Así que se vistió con unos pantalones deportivos y una vieja camiseta blanca
manchada con lavandina. Preparó su mochila con las herramientas habituales para
el trabajo y salió a la calurosa
mañana que auguraba una jornada aún peor.
Ni
bien pisó la calle lo invadió el olor putrefacto de las aguas cloacales
filtradas de las cañerías, que corrían incesantes a un lado de la calle, como
un recordatorio de la decadencia de aquel lugar.
Decidió
no tomar el colectivo, la hora pico lo sacaba de quicio. Tampoco confiaba en
los taxistas, por lo que caminar era la única opción que tenía. En todo caso su
cliente no vivía lejos, tardaría un
poco más pero llegaría a tiempo.
Solo
unos minutos de caminata bastaron para que su cuerpo estuviera empapado de
sudor, si no fuera por la costumbre estaría completamente fastidiado. Sin
embargo más bien estaba resignado (¿O
quizá el fastidio era su estado permanente y ya nada hacía diferencia?).
Caminar
siempre daba rienda sueltas a sus pensamientos, esto no le disgustaba, más bien
lo disfrutaba a pesar de las condiciones del tiempo. Lo encontraba como un
ejercicio de introspección, y rememoraba aquellos tiempos en los que estaba
vivo, cuando aún le interesaban las cosas y creía en la esperanza.
Esta
vez su caminata lo llevó a pensar en aquellos transeúntes que, como él,
caminaban amontonados en las veredas del centro, soportando el calor e
ignorando a todos a su alrededor. Todos yendo a lugares diversos, historias
autómatas que no diferían en mucho con la suya.
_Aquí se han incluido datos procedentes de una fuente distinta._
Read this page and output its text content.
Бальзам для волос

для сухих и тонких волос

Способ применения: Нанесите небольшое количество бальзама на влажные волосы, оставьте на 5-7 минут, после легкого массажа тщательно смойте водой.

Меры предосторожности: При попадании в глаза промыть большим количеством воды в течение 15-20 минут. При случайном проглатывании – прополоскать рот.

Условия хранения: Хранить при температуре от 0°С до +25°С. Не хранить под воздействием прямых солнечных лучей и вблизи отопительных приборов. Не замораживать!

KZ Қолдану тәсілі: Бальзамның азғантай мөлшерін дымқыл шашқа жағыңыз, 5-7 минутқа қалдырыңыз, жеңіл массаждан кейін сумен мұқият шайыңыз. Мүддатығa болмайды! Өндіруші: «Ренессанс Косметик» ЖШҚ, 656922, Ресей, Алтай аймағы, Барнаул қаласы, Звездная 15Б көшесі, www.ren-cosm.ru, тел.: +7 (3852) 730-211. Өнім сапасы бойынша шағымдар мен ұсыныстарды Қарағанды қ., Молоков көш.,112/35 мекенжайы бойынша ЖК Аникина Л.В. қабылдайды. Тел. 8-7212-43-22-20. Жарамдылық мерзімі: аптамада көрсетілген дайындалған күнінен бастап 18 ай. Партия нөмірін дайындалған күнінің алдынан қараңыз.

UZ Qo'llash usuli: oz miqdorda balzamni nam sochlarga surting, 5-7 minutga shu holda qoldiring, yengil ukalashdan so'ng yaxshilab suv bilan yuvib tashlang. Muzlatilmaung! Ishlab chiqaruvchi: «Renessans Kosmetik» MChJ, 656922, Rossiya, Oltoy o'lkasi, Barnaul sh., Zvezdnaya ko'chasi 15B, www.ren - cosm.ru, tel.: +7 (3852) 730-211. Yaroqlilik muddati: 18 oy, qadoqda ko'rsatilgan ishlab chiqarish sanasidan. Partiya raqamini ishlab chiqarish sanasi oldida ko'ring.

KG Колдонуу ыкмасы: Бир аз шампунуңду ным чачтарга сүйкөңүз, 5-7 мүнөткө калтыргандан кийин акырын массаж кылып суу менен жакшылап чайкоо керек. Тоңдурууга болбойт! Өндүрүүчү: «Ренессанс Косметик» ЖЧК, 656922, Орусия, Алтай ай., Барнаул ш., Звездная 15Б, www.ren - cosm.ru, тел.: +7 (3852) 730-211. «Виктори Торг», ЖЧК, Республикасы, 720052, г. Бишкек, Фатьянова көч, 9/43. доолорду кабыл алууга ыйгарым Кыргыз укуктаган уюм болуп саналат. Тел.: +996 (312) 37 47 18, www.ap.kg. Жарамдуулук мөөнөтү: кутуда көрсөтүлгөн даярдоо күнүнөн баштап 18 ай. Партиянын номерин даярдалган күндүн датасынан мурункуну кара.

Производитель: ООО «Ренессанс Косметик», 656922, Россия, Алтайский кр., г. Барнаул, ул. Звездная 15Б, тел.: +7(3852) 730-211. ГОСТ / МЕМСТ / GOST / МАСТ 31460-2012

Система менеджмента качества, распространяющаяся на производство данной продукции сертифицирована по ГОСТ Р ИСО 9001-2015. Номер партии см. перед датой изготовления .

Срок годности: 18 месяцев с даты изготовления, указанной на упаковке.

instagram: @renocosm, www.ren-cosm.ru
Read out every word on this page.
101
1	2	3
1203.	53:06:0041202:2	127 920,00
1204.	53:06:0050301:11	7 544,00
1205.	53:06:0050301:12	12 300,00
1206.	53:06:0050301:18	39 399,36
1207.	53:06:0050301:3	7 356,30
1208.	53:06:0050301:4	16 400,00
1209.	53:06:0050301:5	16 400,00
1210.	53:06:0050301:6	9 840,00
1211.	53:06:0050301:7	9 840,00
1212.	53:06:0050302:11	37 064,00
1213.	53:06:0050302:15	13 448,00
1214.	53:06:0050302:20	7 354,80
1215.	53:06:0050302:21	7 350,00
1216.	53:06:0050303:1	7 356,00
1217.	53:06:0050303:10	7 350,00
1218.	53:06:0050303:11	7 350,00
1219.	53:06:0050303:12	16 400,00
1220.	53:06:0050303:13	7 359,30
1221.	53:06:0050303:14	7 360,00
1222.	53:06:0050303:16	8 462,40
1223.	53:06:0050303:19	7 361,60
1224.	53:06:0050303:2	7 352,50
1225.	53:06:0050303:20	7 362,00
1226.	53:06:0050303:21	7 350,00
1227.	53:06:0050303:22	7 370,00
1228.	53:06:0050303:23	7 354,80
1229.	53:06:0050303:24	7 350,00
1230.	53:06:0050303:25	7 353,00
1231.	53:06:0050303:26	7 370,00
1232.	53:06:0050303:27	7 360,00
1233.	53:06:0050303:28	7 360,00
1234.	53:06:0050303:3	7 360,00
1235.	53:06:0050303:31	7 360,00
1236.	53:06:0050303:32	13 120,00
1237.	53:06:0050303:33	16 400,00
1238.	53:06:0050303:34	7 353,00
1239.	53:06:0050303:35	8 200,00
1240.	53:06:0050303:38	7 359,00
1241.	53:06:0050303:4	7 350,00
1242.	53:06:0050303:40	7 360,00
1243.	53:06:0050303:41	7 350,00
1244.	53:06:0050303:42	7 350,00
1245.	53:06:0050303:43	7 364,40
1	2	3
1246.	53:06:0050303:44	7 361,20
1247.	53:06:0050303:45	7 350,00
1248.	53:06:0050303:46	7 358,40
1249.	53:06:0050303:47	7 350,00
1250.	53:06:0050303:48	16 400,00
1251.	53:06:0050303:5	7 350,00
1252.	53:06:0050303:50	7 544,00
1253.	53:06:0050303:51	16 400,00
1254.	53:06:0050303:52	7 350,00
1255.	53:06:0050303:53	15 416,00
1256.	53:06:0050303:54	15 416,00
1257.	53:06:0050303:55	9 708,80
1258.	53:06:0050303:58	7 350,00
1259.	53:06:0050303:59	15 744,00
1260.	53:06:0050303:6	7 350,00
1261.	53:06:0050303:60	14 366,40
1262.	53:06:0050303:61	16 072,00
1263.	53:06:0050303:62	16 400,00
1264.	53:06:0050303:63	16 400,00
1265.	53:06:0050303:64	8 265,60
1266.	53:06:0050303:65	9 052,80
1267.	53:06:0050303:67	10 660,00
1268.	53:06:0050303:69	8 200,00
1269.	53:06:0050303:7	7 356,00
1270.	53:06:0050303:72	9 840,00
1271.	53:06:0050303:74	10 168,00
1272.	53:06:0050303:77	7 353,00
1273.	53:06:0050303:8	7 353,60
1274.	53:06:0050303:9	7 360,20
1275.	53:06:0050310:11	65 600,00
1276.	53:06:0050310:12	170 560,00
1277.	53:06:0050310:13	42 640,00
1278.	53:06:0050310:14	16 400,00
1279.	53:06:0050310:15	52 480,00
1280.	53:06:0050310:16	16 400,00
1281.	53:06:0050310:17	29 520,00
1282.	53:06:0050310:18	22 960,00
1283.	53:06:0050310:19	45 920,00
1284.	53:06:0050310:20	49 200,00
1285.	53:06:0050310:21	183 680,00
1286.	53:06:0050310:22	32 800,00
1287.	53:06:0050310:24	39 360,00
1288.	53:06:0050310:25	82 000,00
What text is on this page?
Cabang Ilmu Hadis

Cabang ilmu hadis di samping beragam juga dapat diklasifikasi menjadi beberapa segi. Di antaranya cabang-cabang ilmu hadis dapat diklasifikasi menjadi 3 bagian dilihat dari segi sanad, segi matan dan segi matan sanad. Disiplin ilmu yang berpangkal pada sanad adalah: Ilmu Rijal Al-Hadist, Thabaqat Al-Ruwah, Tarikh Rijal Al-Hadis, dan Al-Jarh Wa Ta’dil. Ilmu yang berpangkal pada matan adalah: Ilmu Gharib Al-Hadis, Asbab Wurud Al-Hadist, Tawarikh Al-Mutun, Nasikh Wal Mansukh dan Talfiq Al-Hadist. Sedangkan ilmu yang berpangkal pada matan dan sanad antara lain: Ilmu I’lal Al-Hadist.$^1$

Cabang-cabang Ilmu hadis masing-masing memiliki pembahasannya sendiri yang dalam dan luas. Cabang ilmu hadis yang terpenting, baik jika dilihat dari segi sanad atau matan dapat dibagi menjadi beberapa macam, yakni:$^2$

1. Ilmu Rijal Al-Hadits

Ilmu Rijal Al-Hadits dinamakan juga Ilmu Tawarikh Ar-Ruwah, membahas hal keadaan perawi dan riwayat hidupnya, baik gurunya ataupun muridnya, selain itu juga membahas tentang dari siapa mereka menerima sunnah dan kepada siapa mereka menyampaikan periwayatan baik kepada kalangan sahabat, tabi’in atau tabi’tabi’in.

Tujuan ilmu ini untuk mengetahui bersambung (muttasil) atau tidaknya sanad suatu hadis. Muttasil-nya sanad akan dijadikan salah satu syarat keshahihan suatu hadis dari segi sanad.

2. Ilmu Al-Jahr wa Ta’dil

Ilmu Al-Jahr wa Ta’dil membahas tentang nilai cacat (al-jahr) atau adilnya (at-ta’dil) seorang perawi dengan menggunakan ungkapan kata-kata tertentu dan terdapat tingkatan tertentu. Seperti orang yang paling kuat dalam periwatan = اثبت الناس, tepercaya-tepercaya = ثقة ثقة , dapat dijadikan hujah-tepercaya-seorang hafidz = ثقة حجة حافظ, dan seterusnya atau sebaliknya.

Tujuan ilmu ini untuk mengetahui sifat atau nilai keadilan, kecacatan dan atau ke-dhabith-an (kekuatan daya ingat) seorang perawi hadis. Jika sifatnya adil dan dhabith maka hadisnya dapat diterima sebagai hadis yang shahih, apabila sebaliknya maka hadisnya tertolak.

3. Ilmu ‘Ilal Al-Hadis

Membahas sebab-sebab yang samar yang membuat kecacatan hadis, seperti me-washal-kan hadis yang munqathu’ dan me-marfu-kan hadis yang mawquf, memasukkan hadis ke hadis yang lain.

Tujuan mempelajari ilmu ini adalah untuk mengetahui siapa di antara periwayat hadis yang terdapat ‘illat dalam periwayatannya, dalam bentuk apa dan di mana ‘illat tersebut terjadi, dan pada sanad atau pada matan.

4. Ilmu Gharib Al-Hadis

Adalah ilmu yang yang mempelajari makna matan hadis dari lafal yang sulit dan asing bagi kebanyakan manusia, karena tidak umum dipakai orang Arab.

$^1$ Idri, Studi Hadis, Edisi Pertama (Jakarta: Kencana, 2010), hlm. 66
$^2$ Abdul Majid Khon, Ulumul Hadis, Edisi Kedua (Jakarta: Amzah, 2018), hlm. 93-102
Notó que nadie lo observaba,
algunos pasaban y le chocaban los hombros pero sólo lograban emitir un débil “disculpe” sin hacer el mínimo contacto
visual. Notó también que nadie caminaba acompañado, en aquella ciudad
densamente poblada debía vivir la gente más solitaria del planeta. Por último
notó que ni siquiera él notaba a los demás, ahora los observaba, sí, pero no le
importaban. Todas esas personas que caminaban apresuradamente con la cabeza
gacha no despertaban en él ningún tipo de sentimiento. A esto podría llamarlo
indiferencia, aunque no estaba seguro de si fuera un sentimiento real.
El
gran edificio que yacía frente a sí detuvo sus divagues internos por un
momento. “Calle 25 de Septiembre al 1600”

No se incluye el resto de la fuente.